Can the DVLA ask for a cheque and then refuse a legally valid one?
This is ongoing so consider it for amusement. When you reach 70 years of age you have to have a new driving licence. I recently turned 70. I thought, "They must want a more up to date photo." No photo required but if you want a new one on your card there is a charge. A straight renewal is free. So that is what I did, straight renewal. Then I lost the new one. Now the fun begins.

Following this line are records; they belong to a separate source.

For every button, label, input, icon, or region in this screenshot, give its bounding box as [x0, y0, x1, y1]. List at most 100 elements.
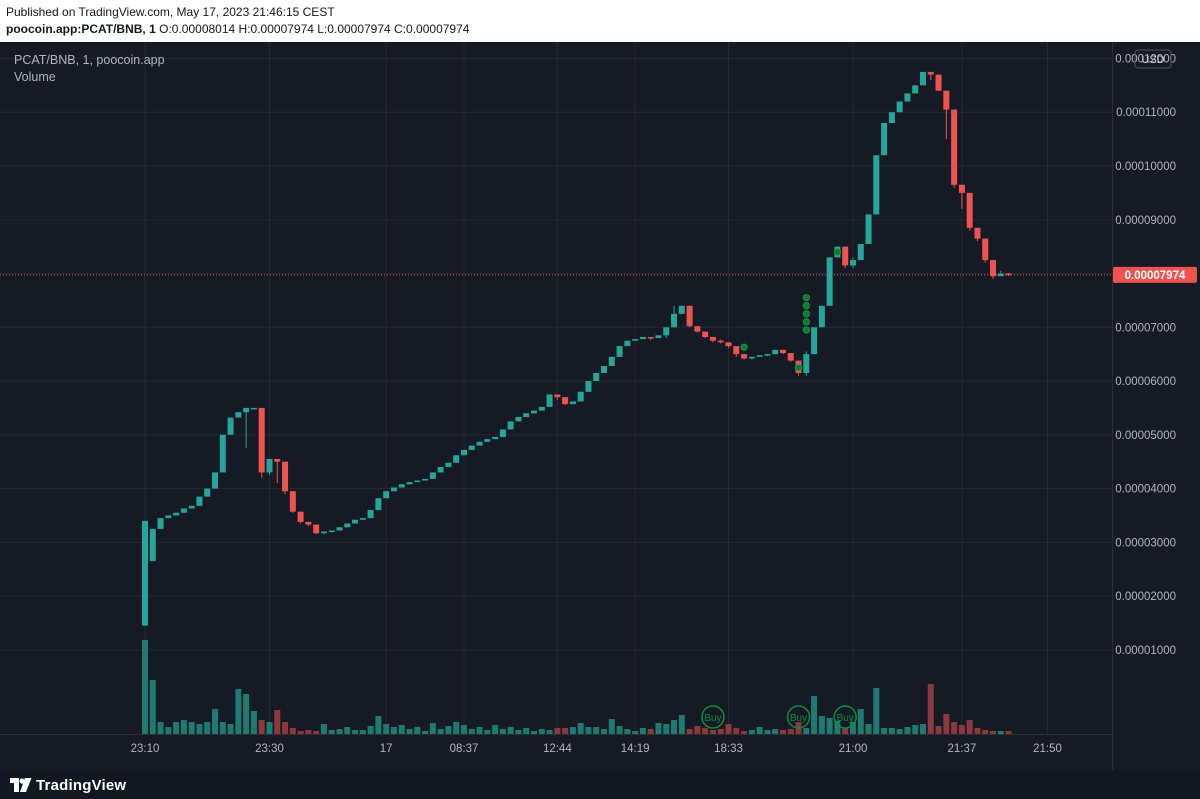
- candle: [865, 214, 872, 244]
- candle: [523, 413, 530, 418]
- signal-marks: Buy Buy Buy: [701, 248, 857, 729]
- candle: [826, 257, 833, 306]
- x-tick-label: 17: [380, 743, 393, 755]
- volume-bar: [367, 726, 374, 734]
- signal-dot: [802, 302, 810, 310]
- volume-bar: [499, 729, 506, 734]
- candle: [912, 85, 919, 94]
- candle: [328, 530, 335, 533]
- candle: [445, 462, 452, 468]
- volume-bar: [678, 715, 685, 734]
- candle: [873, 155, 880, 215]
- last-price-text: 0.00007974: [1125, 270, 1186, 282]
- volume-bar: [702, 728, 709, 734]
- candle: [250, 407, 257, 410]
- candle: [671, 305, 678, 328]
- volume-bar: [250, 711, 257, 734]
- candle: [997, 270, 1004, 277]
- volume-bar: [515, 730, 522, 734]
- buy-signal-label: Buy: [837, 713, 854, 724]
- symbol-name: poocoin.app:PCAT/BNB, 1: [6, 22, 156, 36]
- x-tick-label: 08:37: [450, 743, 479, 755]
- volume-bar: [803, 728, 810, 734]
- time-axis: 23:10 23:30 17 08:37 12:44 14:19 18:33 21:00 21:…: [131, 743, 1062, 755]
- volume-bar: [429, 723, 436, 734]
- volume-bar: [453, 722, 460, 734]
- volume-bar: [460, 725, 467, 734]
- candle: [787, 353, 794, 363]
- volume-bar: [437, 729, 444, 734]
- candle: [243, 407, 250, 449]
- y-tick-label: 0.00011000: [1116, 107, 1176, 119]
- volume-bar: [359, 730, 366, 734]
- volume-bar: [593, 727, 600, 734]
- y-tick-label: 0.00007000: [1115, 322, 1176, 334]
- candle: [857, 243, 864, 261]
- candle: [266, 458, 273, 476]
- volume-bar: [188, 722, 195, 734]
- candle: [585, 381, 592, 392]
- buy-signal-icon: Buy: [833, 705, 857, 729]
- volume-bar: [842, 728, 849, 734]
- chart-svg[interactable]: Buy Buy Buy 0.00001000 0.00002000 0.00003000…: [0, 42, 1200, 770]
- candle: [390, 487, 397, 492]
- volume-bar: [507, 727, 514, 734]
- candle: [227, 417, 234, 435]
- volume-bar: [219, 722, 226, 734]
- candle: [258, 407, 265, 478]
- candle: [188, 505, 195, 509]
- candle: [468, 445, 475, 450]
- y-tick-label: 0.00004000: [1115, 484, 1176, 496]
- volume-bar: [320, 724, 327, 734]
- volume-bar: [157, 722, 164, 734]
- volume-bar: [289, 728, 296, 734]
- volume-bar: [943, 714, 950, 734]
- volume-bar: [818, 716, 825, 734]
- tradingview-logo[interactable]: TradingView: [10, 775, 126, 795]
- signal-dot: [802, 326, 810, 334]
- volume-bar: [235, 689, 242, 734]
- candle: [881, 122, 888, 156]
- volume-bar: [165, 727, 172, 734]
- currency-label: USD: [1141, 54, 1164, 66]
- volume-bar: [990, 731, 997, 734]
- legend-volume: Volume: [14, 70, 56, 84]
- volume-bar: [398, 725, 405, 734]
- volume-bar: [966, 720, 973, 734]
- volume-bar: [686, 729, 693, 734]
- currency-button[interactable]: USD: [1134, 49, 1172, 69]
- volume-bar: [849, 722, 856, 734]
- candle: [460, 449, 467, 456]
- candle: [717, 339, 724, 344]
- volume-bar: [476, 727, 483, 734]
- volume-bar: [857, 709, 864, 734]
- volume-bar: [577, 723, 584, 734]
- volume-bar: [149, 680, 156, 734]
- volume-bar: [313, 731, 320, 734]
- volume-bar: [896, 729, 903, 734]
- volume-bar: [406, 729, 413, 734]
- candle: [896, 101, 903, 113]
- volume-bar: [180, 720, 187, 734]
- low-value: L:0.00007974: [317, 22, 391, 36]
- volume-bar: [694, 726, 701, 734]
- volume-bar: [725, 724, 732, 734]
- volume-bar: [717, 729, 724, 734]
- volume-bar: [741, 731, 748, 734]
- candle: [352, 519, 359, 524]
- candle: [492, 436, 499, 440]
- y-tick-label: 0.00005000: [1115, 430, 1176, 442]
- volume-bar: [873, 688, 880, 734]
- candle: [601, 365, 608, 373]
- candle: [429, 472, 436, 479]
- volume-bar: [1005, 731, 1012, 734]
- x-tick-label: 21:00: [839, 743, 868, 755]
- buy-signal-icon: Buy: [786, 705, 811, 729]
- candle: [920, 71, 926, 86]
- candle: [702, 331, 709, 339]
- chart-area[interactable]: Buy Buy Buy 0.00001000 0.00002000 0.00003000…: [0, 42, 1200, 770]
- candle: [608, 356, 615, 366]
- candle: [219, 434, 226, 473]
- volume-bar: [484, 730, 491, 734]
- volume-bar: [546, 730, 553, 734]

After some rigamarole I sent for a paper form. Filled it in, sent it back. It came back. You have missed a tick-box. Made a tick, sent it back. It returned, "You have to pay £20 by cheque or postal order." I don't have a cheque book and my nearest Co-op Bank branch is 40 miles away in Cardiff. So I've asked Suport for a cheque book but had no answer so far. (Takes 5 working days. It's more efficient that way.)
Then I remembered the story of the farmer who, exasperated with his bank, wrote them a cheque on the side of a cow. It was quite difficult to put the cow through the computer. There is still no legal requirement to write a cheque on a pre-printed form supplied by the bank. That is merely a convenience for the bank's client. So I got a blank piece of A4, tore off the bottom third (see how considerate I am!) and duly-hand wrote a cheque.

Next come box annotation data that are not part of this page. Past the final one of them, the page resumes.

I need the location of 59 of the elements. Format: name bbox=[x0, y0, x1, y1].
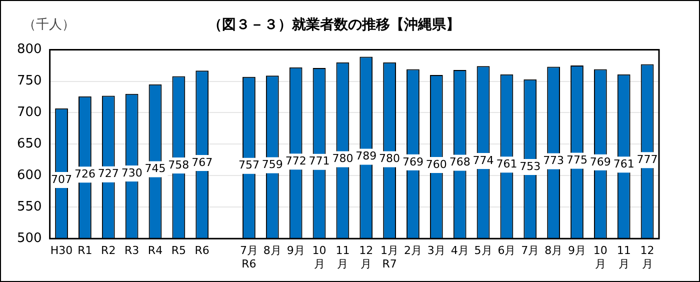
x-tick-label: 12 月 bbox=[359, 244, 374, 270]
x-tick-label: 11 月 bbox=[336, 244, 350, 270]
x-tick-label: 11 月 bbox=[616, 244, 631, 270]
data-label: 769 bbox=[590, 155, 611, 168]
data-label: 730 bbox=[121, 166, 142, 180]
chart-title: （図３－３）就業者数の推移【沖縄県】 bbox=[208, 17, 460, 34]
data-label: 758 bbox=[168, 158, 190, 172]
x-tick-label: R6 bbox=[194, 244, 210, 258]
data-label: 777 bbox=[636, 153, 658, 166]
x-tick-label: 6月 bbox=[498, 244, 516, 258]
x-tick-label: 9月 bbox=[286, 244, 305, 258]
data-label: 761 bbox=[613, 158, 634, 171]
data-label: 745 bbox=[144, 162, 166, 176]
data-label: 761 bbox=[496, 158, 518, 171]
data-label: 767 bbox=[192, 156, 213, 169]
x-tick-label: 8月 bbox=[263, 244, 282, 258]
x-tick-label: 7月 bbox=[521, 244, 540, 258]
x-tick-label: R5 bbox=[171, 244, 186, 258]
x-tick-label: 7月 R6 bbox=[240, 244, 258, 270]
data-label: 759 bbox=[262, 158, 283, 172]
x-tick-label: H30 bbox=[50, 244, 73, 258]
data-label: 771 bbox=[308, 154, 330, 168]
y-tick-label: 550 bbox=[16, 200, 42, 215]
data-label: 707 bbox=[51, 172, 72, 186]
x-tick-label: R2 bbox=[101, 244, 116, 258]
data-label: 772 bbox=[285, 154, 306, 168]
y-tick-label: 500 bbox=[16, 230, 42, 246]
data-label: 789 bbox=[356, 150, 377, 163]
data-label: 780 bbox=[379, 152, 400, 166]
data-label: 757 bbox=[238, 158, 260, 172]
data-label: 726 bbox=[74, 167, 96, 180]
data-label: 769 bbox=[402, 155, 424, 168]
y-tick-label: 750 bbox=[16, 74, 42, 89]
x-tick-label: R1 bbox=[78, 244, 92, 258]
x-tick-label: 5月 bbox=[474, 244, 492, 258]
data-label: 727 bbox=[98, 167, 119, 180]
x-tick-label: R3 bbox=[124, 244, 140, 258]
x-tick-label: 2月 bbox=[404, 244, 422, 258]
x-tick-label: 10 月 bbox=[593, 244, 608, 270]
data-label: 753 bbox=[520, 160, 541, 173]
data-label: 768 bbox=[449, 156, 470, 169]
data-label: 760 bbox=[426, 158, 447, 171]
data-label: 780 bbox=[332, 152, 354, 166]
x-tick-label: 12 月 bbox=[640, 244, 654, 270]
x-tick-label: 4月 bbox=[450, 244, 469, 258]
y-axis-title: （千人） bbox=[23, 17, 75, 32]
y-tick-label: 650 bbox=[16, 136, 42, 152]
x-tick-label: 10 月 bbox=[312, 244, 326, 270]
data-label: 774 bbox=[472, 154, 494, 167]
x-tick-label: 3月 bbox=[427, 244, 446, 258]
y-tick-label: 600 bbox=[16, 168, 42, 184]
x-tick-label: R4 bbox=[148, 244, 163, 258]
data-label: 775 bbox=[566, 154, 588, 167]
y-tick-label: 700 bbox=[16, 105, 42, 120]
data-label: 773 bbox=[543, 154, 564, 168]
x-tick-label: 8月 bbox=[544, 244, 563, 258]
x-tick-label: 9月 bbox=[568, 244, 586, 258]
x-tick-label: 1月 R7 bbox=[380, 244, 399, 270]
y-tick-label: 800 bbox=[16, 42, 42, 58]
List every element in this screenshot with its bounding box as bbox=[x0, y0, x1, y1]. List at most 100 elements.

I drew two parallel lines across the top left-hand corner so that it can _only be paid into the bank account of the payee.
I wrote today's date, the name of the payee DVLA, the amount in words TWENTY POUNDS ONLY and numbers £20.00. I wrote the Bank Name, Sort Code and Account Number on the cheque also. then signed the cheque with my name. All this is legally required.
Then I posted it off. So I mentioned all this to my neighbour and it turns out that his grandson's job is to issue Driver Licences from the DVLA. So his mother called him. Alas, he said he'd had such things before and he was always told - by his supervisor - to return a plain paper, hand written cheque.
I suppose I could send a postal order but there is a 12.5% charge on POs from about £10 - £200. So that would cost me £2.50 more and I resent it. So my amusement is. They asked for a cheque, they got one, they might now refuse it. Can they do that. I suppose they can but it leaves me without a driving licence. So should I just keeping sending the cheque back and forth and if I get stopped by the police simply say, "My license is in the post!"